Parents of 2015 and 2017 EDC attendees who died complain of slow/inadequate medical response

Terry and Gayline Tom, parents of Nicholas Austin Tom who died after attending the 2015 Electric Daisy Carnival, filed suit against Insomniac and Live Nation accusing the promoters of training the staff poorly and having inadequate medical resources for the many attendees. Tom’s parents claim a slow medical response led to their son’s death, who died of an ecstacy overdose per the coroner. Tom’s parents lawsuit alleges that the medical tent was empty, and the ground crew that arrived had minimal medical training. Their son was then left on the floor for 30 minutes, where he died, per to the lawsuit. is parents stated in the suit that the “roaming medical teams” organizers touted were absent during Tom’s seizure, and the staff was either untrained or ill-equipped to handle a medical emergency.

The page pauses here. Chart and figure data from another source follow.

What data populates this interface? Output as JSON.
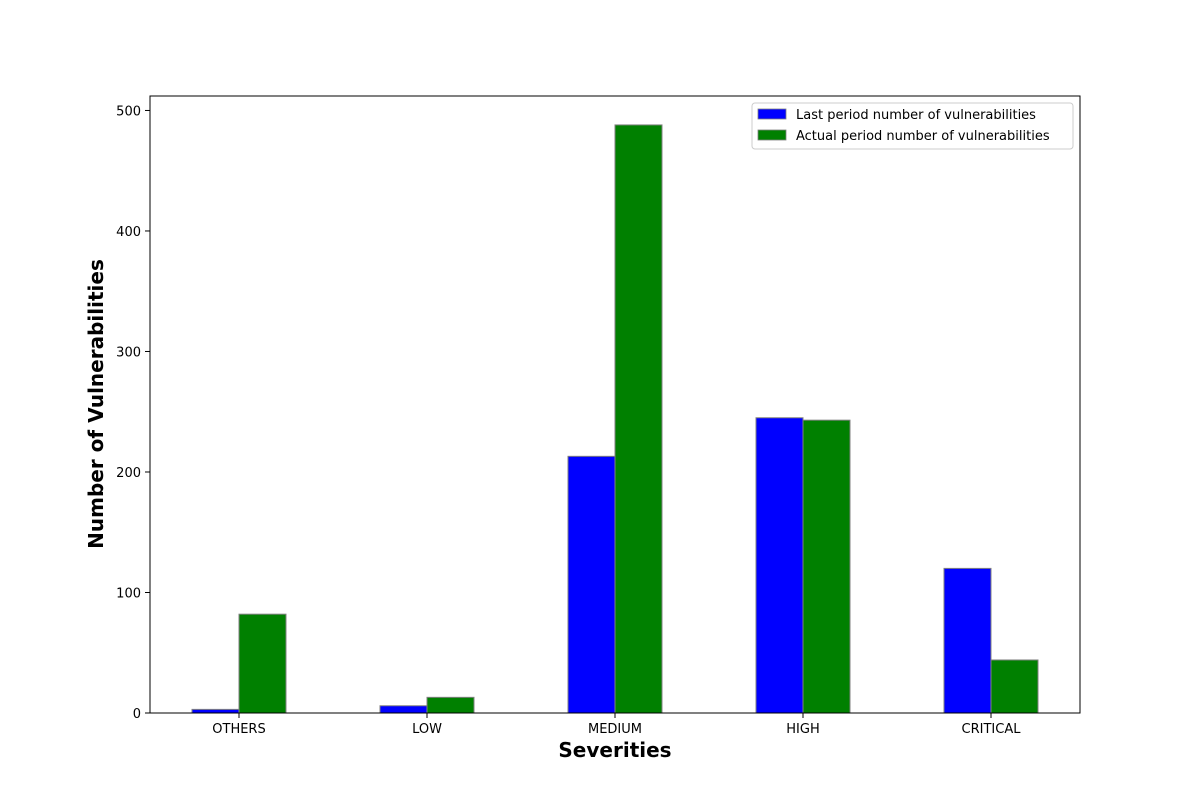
{
  "chart_data": {
    "type": "bar",
    "title": "",
    "xlabel": "Severities",
    "ylabel": "Number of Vulnerabilities",
    "categories": [
      "OTHERS",
      "LOW",
      "MEDIUM",
      "HIGH",
      "CRITICAL"
    ],
    "series": [
      {
        "name": "Last period number of vulnerabilities",
        "color": "#0000ff",
        "values": [
          3,
          6,
          213,
          245,
          120
        ]
      },
      {
        "name": "Actual period number of vulnerabilities",
        "color": "#008000",
        "values": [
          82,
          13,
          488,
          243,
          44
        ]
      }
    ],
    "ylim": [
      0,
      512
    ],
    "yticks": [
      0,
      100,
      200,
      300,
      400,
      500
    ],
    "grid": false,
    "legend_position": "top-right",
    "bar_edge_color": "#808080"
  }
}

In addition, at the 2017 version of EDC last Friday night a similar accusation was leveled by Jennifer Marshall, the wife of Michael Morse a 34-year old from apparently heat-related  seizures.

“They were waiting in an Uber line when he began convulsing and having seizures. At that point, he was taken into the medical tent. He remained in that tent for a little over four hours,” Jennifer Marshall said.

“Why did he sit in a tent for four hours? Why wasn’t he taken to the hospital where doctors could have possibly done more? From my understanding, they did take other people to the hospital. But I don’t know why they didn’t take Mike. This is such a senseless death.”

Insomniac provided a statement regarding medical treatment available on site:

“The unexpected passing of a loved one is tragic, and while the exact cause of this tragedy is still unknown, we do know that family and friends are grieving. It is with great sadness that we send our thoughts and condolences to the loved ones of the man who passed away after the festival had ended,” the statement said.

“Our health and safety plan is created over several months with local agencies. Our roaming medical personnel are available twenty-four hours a day, free of charge, with the best emergency room doctors, nurses, EMTs and paramedics in the country. A full staff of security and police are also available to all attendees. We encourage everyone to approach our caring staff and ask for help if needed.”